Most solar thermal systems have these basic factors in common: A liquid flows through a series of pipes or tubes that are set in a solar thermal panel. Sunlight falls on the panel, and heats the liquid.
The flow of the liquid carries the heat to its point of use. The point of use may be a pool, a hot water tank, an in-floor heating system, a heat exchanger, or some other application.
There are many designs for solar thermal systems, and the one that you choose will depend on a number of factors, including cost, ease of installation and maintenance, and the climate in which the system will be used.
Some designs are only suitable for relatively warm climates, while others are suitable for freezing conditions. Others are designed to resist the highly corrosive chlorine that is commonly found in pool water.
Glycol Solar Thermal Systems
If your property is in a climate with a winter season, a glycol system will be a likely choice for you. In these systems the freeze-proof, non-toxic liquid glycol is used to store and release the heat of the sun.
water-based systems, however, which may never need to be drained and refilled, glycol solar thermal systems must have their glycol replaced every five to ten years.
Drainback Solar Thermal Systems
If your property is in a climate with a winter season, but you only use the property in the spring, summer and fall, then a drainback system may be perfect for you.

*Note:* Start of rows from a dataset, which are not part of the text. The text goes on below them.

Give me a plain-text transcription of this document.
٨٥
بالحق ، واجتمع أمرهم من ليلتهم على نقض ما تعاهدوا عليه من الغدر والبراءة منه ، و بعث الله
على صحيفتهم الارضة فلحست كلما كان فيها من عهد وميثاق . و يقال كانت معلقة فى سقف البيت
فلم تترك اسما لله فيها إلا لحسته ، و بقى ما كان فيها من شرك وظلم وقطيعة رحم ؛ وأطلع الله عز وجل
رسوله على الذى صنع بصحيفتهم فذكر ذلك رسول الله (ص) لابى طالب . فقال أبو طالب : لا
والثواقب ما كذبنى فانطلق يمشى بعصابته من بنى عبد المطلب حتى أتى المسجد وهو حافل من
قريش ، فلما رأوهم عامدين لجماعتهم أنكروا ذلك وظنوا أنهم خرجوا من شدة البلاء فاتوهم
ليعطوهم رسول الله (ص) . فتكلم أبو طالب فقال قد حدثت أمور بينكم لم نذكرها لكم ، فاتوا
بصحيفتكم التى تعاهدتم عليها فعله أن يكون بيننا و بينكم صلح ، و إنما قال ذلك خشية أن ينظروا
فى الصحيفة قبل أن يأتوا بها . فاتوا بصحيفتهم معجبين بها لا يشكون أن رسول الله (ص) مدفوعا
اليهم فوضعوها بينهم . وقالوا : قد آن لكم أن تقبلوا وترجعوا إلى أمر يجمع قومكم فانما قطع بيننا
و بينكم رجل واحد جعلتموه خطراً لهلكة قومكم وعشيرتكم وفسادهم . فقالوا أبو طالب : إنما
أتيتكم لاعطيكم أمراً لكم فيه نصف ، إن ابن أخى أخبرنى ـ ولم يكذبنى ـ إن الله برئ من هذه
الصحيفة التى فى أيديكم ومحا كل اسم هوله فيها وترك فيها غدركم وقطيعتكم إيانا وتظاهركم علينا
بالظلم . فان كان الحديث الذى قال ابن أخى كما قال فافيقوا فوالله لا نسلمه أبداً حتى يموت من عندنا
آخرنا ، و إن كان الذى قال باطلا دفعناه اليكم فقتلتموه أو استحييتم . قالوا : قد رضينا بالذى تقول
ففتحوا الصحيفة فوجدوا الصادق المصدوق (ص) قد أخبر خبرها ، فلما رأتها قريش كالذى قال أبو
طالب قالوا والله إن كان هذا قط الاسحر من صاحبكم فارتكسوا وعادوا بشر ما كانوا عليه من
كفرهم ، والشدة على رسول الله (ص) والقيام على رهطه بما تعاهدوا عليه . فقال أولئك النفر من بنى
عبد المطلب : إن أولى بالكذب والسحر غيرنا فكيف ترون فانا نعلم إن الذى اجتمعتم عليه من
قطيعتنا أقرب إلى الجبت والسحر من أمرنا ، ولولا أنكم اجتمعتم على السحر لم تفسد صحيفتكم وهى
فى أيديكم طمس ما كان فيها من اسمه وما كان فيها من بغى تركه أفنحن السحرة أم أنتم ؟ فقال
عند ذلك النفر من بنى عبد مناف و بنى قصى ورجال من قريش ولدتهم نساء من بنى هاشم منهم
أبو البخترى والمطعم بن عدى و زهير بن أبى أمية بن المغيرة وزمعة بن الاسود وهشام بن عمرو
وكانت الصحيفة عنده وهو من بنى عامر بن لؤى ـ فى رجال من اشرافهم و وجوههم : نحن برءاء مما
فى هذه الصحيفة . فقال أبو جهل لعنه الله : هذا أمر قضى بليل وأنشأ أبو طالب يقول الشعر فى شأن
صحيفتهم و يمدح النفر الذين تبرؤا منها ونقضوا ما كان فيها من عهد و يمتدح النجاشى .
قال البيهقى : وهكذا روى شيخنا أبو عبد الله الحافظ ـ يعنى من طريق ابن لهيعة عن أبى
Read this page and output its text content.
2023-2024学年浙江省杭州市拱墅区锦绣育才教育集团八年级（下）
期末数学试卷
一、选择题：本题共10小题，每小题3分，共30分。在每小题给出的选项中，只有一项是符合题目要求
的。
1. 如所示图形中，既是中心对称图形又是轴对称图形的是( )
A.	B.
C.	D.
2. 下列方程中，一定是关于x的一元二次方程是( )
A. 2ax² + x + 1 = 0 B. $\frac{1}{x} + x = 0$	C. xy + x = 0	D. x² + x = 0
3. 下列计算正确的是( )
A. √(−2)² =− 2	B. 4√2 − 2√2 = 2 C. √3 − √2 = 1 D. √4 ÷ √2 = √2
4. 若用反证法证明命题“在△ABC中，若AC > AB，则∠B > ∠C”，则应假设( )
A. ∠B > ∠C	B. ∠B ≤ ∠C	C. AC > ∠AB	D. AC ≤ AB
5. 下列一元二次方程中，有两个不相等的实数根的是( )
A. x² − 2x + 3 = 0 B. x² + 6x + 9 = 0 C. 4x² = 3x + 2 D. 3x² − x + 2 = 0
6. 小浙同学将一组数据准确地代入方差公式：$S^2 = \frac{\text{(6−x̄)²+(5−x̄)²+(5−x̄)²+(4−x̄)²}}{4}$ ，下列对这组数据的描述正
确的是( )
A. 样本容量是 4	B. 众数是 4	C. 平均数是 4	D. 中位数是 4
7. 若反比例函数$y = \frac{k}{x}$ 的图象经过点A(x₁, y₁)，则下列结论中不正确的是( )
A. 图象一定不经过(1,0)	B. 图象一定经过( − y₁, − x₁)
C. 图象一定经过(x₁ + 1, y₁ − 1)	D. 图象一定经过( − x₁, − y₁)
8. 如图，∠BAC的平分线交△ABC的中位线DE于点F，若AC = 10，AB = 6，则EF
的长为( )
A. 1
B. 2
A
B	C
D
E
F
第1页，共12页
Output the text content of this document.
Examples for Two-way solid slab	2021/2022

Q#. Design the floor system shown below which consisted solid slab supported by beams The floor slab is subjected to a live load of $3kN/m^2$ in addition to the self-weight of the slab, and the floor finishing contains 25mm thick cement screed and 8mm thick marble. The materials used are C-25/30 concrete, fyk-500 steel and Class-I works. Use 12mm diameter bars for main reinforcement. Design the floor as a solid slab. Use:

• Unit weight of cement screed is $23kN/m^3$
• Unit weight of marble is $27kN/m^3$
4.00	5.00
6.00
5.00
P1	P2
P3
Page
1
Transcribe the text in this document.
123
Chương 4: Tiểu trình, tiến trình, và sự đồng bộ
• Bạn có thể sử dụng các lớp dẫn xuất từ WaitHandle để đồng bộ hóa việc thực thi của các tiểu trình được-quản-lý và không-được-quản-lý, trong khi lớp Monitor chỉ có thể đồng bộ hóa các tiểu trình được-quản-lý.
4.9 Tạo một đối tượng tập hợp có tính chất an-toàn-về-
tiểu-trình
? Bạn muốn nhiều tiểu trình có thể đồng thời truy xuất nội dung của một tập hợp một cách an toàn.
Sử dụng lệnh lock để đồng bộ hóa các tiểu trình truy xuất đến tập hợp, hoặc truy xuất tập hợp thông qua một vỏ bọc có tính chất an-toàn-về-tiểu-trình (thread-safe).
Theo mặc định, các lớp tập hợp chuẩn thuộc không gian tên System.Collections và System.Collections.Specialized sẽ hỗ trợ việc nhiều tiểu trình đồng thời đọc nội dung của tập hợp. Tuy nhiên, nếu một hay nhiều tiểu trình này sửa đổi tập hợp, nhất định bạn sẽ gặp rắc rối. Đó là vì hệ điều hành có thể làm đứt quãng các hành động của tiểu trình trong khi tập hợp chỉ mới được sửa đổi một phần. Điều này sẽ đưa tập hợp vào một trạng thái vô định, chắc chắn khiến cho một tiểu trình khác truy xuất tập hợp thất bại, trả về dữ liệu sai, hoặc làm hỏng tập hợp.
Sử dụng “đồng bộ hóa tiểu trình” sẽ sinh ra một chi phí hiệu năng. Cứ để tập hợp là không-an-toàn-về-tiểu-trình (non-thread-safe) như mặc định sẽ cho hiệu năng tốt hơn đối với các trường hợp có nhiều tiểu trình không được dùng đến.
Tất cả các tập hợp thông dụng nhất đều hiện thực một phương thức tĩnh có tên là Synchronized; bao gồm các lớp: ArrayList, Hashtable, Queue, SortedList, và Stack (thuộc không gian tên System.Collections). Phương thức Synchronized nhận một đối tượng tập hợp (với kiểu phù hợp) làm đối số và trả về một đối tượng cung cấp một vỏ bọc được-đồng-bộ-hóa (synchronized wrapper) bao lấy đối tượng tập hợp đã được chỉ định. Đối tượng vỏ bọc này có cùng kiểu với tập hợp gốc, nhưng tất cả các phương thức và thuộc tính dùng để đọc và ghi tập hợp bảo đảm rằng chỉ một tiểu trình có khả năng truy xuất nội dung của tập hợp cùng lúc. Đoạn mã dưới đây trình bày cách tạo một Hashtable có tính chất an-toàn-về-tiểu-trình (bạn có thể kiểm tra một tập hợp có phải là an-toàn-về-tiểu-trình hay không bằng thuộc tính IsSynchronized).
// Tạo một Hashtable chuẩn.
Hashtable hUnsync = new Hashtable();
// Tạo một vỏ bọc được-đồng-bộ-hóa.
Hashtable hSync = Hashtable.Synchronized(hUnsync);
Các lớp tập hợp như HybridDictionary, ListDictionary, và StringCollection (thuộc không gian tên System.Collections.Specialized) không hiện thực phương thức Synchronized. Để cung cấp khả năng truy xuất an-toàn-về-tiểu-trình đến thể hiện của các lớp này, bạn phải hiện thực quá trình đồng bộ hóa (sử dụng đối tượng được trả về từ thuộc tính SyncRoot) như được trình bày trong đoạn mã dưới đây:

These thermal systems are water based, and have a holding tank installed downslope from their solar panels.
In preparation for the winter season, the water in the panels is drained back into the insulated holding tank, protecting the pipes in the panels from bursting during freezing weather (water expands when it freezes, putting water filled pipes in freezing conditions under intense pressure).
In warmer weather, the water can be pumped back up into the panels, and the system can resume normal operations. This is much easier and more environmentally friendly than replacing the glycol in a glycol solar thermal system.